Le souffle soigné de chaque épisode, chaque arc narratif, chaque personnage de cette première saison d’Andor étonne et enthousiasme. Pas une seconde, on ne s’ennuie. On a l’impression d’assister à une réelle série, avec ses protagonistes, ses antagonistes, ses enjeux et ses rebondissements, dans un bel écrin là encore élégant. Ici, exit le Volume (cet écran LED connecté utilisé à tort et à travers depuis The Mandalorian) pour de vrais décors en dur, augmentés par des CGI. Le rendu est bien plus appréciable, palpable, tangible. Les intrigues politiques et dramatiques s’en retrouvent encore plus tendues, et non pas diminuées par un système préfabriqué. Ceci étant dit, les effets numériques sont tout de même présents – et sont très réussis.
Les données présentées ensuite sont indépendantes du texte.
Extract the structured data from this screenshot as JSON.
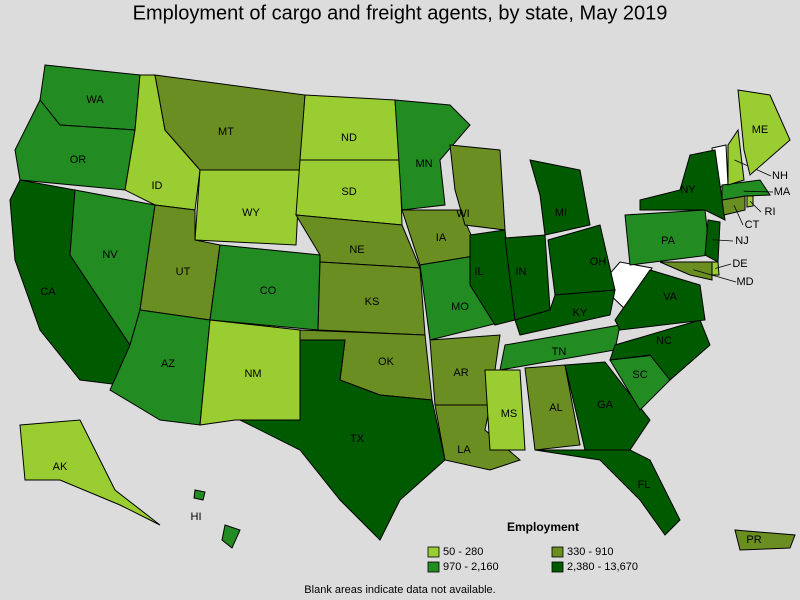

La mise en scène est sobre et capable, tout comme l’écriture, aussi intense qu’émouvante par moments. La construction en mini-arcs, résolus en 3-4 épisodes, redonnent du jus et du mouvement à un récit toujours haletant, jamais redondant. Bref, Andor m’a ravi du début à la fin, et s’avère à mon avis la meilleure création hors saga Skywalker de l’univers. Pas moins. C’est plus que chaudement recommandé.